Greenko, AES Corp in fray to buy Massachusetts-based NEC Energy Solutions3 min read . Updated: 24 Sep 2020, 02:59 PM IST
- Potential deal with an enterprise value of around $300 million part of Greenko’ pivot towards battery storage
New Delhi: Greenko Energy Holdings and US’ AES Corporation have emerged as the front runners to acquire Massachusetts-headquartered NEC Energy Solutions, in a deal potentially valued at around $300 million, said two people aware of the development.
Hyderabad-based Greenko’s interest in Japan’s NEC Corp-owned firm that holds the intellectual property rights for megawatt-scale lithium-ion batteries comes in the backdrop of Greeko investing in Silicon Valley-based Keracel, which makes solid state batteries with 3D printing technology.
Sovereign funds GIC Holdings Pte. Ltd and Abu Dhabi Investment Authority (ADIA)-backed Greenko has been preparing to pivot towards battery storage. Mint reported on 13 September about Greenko’ plan to invest around $1 billion in a new battery storage business that also includes a plan to produce lithium-ion batteries in India for power grid-scale applications and electric vehicles (EVs).
An NEC Corporation spokesperson in an emailed response said, “I’m afraid we are not able to comment on market speculation on potential agreements."
Queries emailed to the spokespersons of Greenko, AES Corp. and Keracel on Wednesday afternoon remained unanswered.
The Economic Times newspaper had earlier reported about Greenko looking to buy out NEC’ US battery unit.
“The due diligence on NEC Energy Solutions is taking place. AES and Greenko are the ones left in the race to acquire it, with the deal having an enterprise value of around $300 million. It shall be announced shortly," said a person aware of the development cited above requesting anonymity.
The fresh capital for renewables 3.0 investment will be deployed by Greenko to acquire and develop lithium-ion battery technology, and for its manufacturing and application playbook. This comes against the backdrop of the single-largest foreign clean energy investment announcement in India made by Japan’s ORIX Corp. for $980 million in Greenko for a 17% stake.
“The Keracel investment was made to accelerate cost reduction and faster localisation of battery production for the EV market," the person cited above added.
There is a growing interest in India’s battery storage manufacturing plans with the National Democratic Alliance (NDA) government readying a ₹18,000-crore production-linked incentive package for battery storage manufacturing. India also plans to issue tenders for setting up Tesla-style gigafactories for cell and battery manufacturing, Mint reported earlier.

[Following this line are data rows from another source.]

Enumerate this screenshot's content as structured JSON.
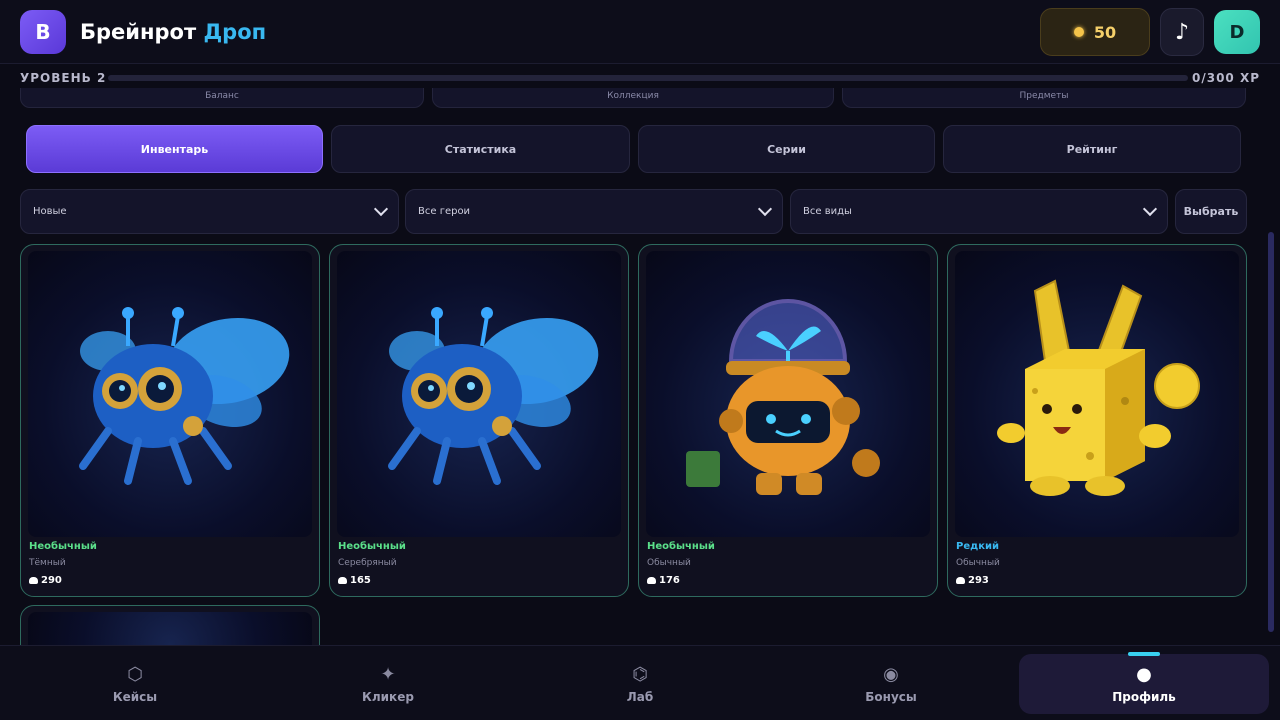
{
  "header": {
    "logo_letter": "B",
    "title_main": "Брейнрот",
    "title_accent": "Дроп",
    "coins": "50",
    "music_icon": "♪",
    "avatar_letter": "D"
  },
  "level": {
    "label": "УРОВЕНЬ 2",
    "xp_text": "0/300 XP",
    "progress_percent": 0
  },
  "stats": [
    "Баланс",
    "Коллекция",
    "Предметы"
  ],
  "tabs": [
    {
      "label": "Инвентарь",
      "active": true
    },
    {
      "label": "Статистика",
      "active": false
    },
    {
      "label": "Серии",
      "active": false
    },
    {
      "label": "Рейтинг",
      "active": false
    }
  ],
  "filters": {
    "sort": "Новые",
    "heroes": "Все герои",
    "types": "Все виды",
    "select_label": "Выбрать"
  },
  "items": [
    {
      "rarity": "Необычный",
      "rarity_color": "#5be08a",
      "variant": "Тёмный",
      "price": "290",
      "art": "bee-robot"
    },
    {
      "rarity": "Необычный",
      "rarity_color": "#5be08a",
      "variant": "Серебряный",
      "price": "165",
      "art": "bee-robot"
    },
    {
      "rarity": "Необычный",
      "rarity_color": "#5be08a",
      "variant": "Обычный",
      "price": "176",
      "art": "sprout-robot"
    },
    {
      "rarity": "Редкий",
      "rarity_color": "#39b8f0",
      "variant": "Обычный",
      "price": "293",
      "art": "cheese-bunny"
    }
  ],
  "nav": [
    {
      "label": "Кейсы",
      "icon": "⬡",
      "active": false
    },
    {
      "label": "Кликер",
      "icon": "✦",
      "active": false
    },
    {
      "label": "Лаб",
      "icon": "⌬",
      "active": false
    },
    {
      "label": "Бонусы",
      "icon": "◉",
      "active": false
    },
    {
      "label": "Профиль",
      "icon": "●",
      "active": true
    }
  ]
}
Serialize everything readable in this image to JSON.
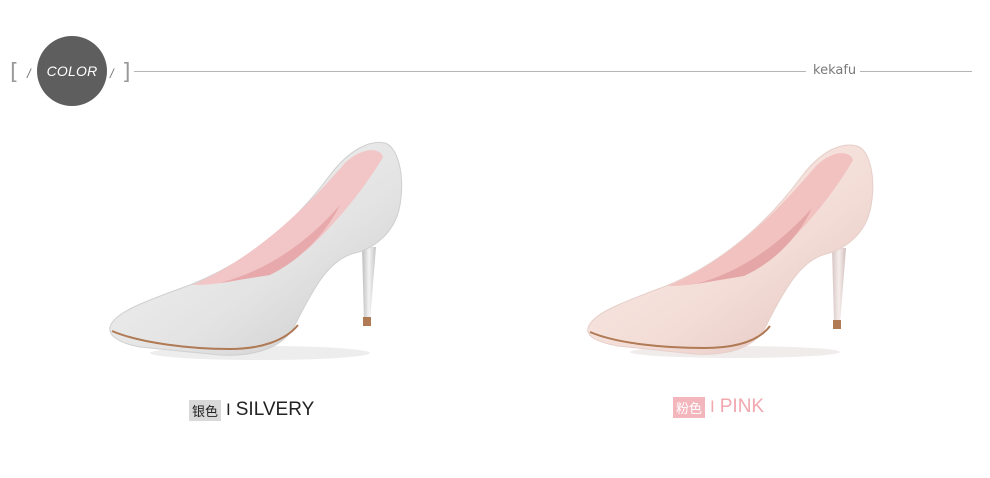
{
  "header": {
    "badge_label": "COLOR",
    "brand": "kekafu",
    "bracket_left": "[",
    "bracket_right": "]",
    "slash": "/"
  },
  "products": [
    {
      "tag": "银色",
      "separator": "I",
      "name": "SILVERY",
      "icon": "silver-high-heel-shoe-icon"
    },
    {
      "tag": "粉色",
      "separator": "I",
      "name": "PINK",
      "icon": "pink-high-heel-shoe-icon"
    }
  ],
  "colors": {
    "badge": "#5e5e5e",
    "rule": "#b5b5b5",
    "silver_tag_bg": "#d9d9d9",
    "pink_tag_bg": "#f4b6bd",
    "pink_text": "#f0a7ae"
  }
}
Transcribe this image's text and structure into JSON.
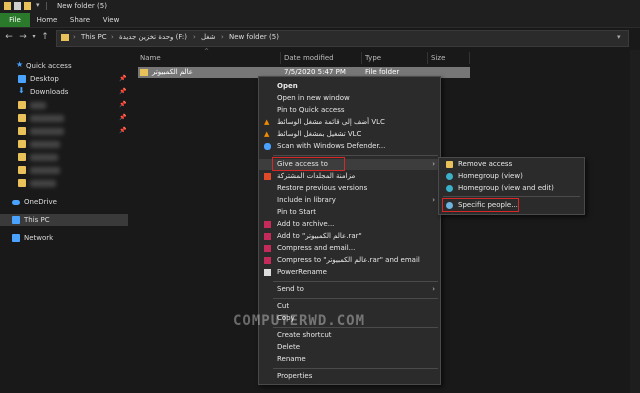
{
  "window": {
    "title": "New folder (5)"
  },
  "ribbon": {
    "tabs": [
      "File",
      "Home",
      "Share",
      "View"
    ]
  },
  "address": {
    "crumbs": [
      "This PC",
      "وحدة تخزين جديدة (F:)",
      "شغل",
      "New folder (5)"
    ]
  },
  "nav": {
    "quick_access": "Quick access",
    "desktop": "Desktop",
    "downloads": "Downloads",
    "onedrive": "OneDrive",
    "this_pc": "This PC",
    "network": "Network"
  },
  "columns": {
    "name": "Name",
    "date": "Date modified",
    "type": "Type",
    "size": "Size"
  },
  "file": {
    "name": "عالم الكمبيوتر",
    "date": "7/5/2020 5:47 PM",
    "type": "File folder"
  },
  "context_menu": {
    "open": "Open",
    "open_new_window": "Open in new window",
    "pin_quick_access": "Pin to Quick access",
    "vlc_add_playlist": "أضف إلى قائمة مشغل الوسائط VLC",
    "vlc_play": "تشغيل بمشغل الوسائط VLC",
    "scan_defender": "Scan with Windows Defender...",
    "give_access": "Give access to",
    "sync_shared": "مزامنة المجلدات المشتركة",
    "restore_versions": "Restore previous versions",
    "include_library": "Include in library",
    "pin_start": "Pin to Start",
    "add_archive": "Add to archive...",
    "add_rar": "Add to \"عالم الكمبيوتر.rar\"",
    "compress_email": "Compress and email...",
    "compress_rar_email": "Compress to \"عالم الكمبيوتر.rar\" and email",
    "powerrename": "PowerRename",
    "send_to": "Send to",
    "cut": "Cut",
    "copy": "Copy",
    "create_shortcut": "Create shortcut",
    "delete": "Delete",
    "rename": "Rename",
    "properties": "Properties"
  },
  "submenu": {
    "remove_access": "Remove access",
    "homegroup_view": "Homegroup (view)",
    "homegroup_view_edit": "Homegroup (view and edit)",
    "specific_people": "Specific people..."
  },
  "watermark": "COMPUTERWD.COM",
  "colors": {
    "file_tab": "#2b7a2b",
    "highlight": "#d62828",
    "folder": "#e8c15a"
  }
}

Indian Oil Corporation Ltd (IOC), the country’s largest fuel retailer and refiner is also actively scouting the space, given India’s ambitious clean energy targets and the intermittent nature of electricity from clean energy sources. In such a situation, large grid-scale battery storages can help maintain spinning reserves to support round-the-clock demand for electricity. Also, there is a growing demand for EVs.
“With electric mobility gaining traction from a sustainability perspective, your company is focussing on value creation through collaborations in the EV space," said Indian Oil chairman, S.M. Vaidya in his message to the state-run firm’s annual general meeting on Monday.
“We are also evaluating different advanced battery technologies and intend to set up a metal-air battery-manufacturing facility for EVs as well as for stationary applications," Vaidya added.
The lithium-ion cell manufacturing value chain comprising of processing of raw materials and manufacturing of separators, cathodes, electrolytes, anodes, cells, and battery storage packs is dominated by China. Also, India does not have enough lithium reserves, with Chinese state firms have procured lithium mine concessions in Bolivia, Argentina and Chile.
India on its part plans to impose tariffs on imports of lithium-ion cells for as long as a decade and offer incentives to manufacturers such as 100% tax deduction on capital expenditure in the first year of operation under Section 35 AD, concessional financing options by giving companies deemed infrastructure status and waiver of minimum alternative tax.
“It's a business to evolve and grow," said the person cited above.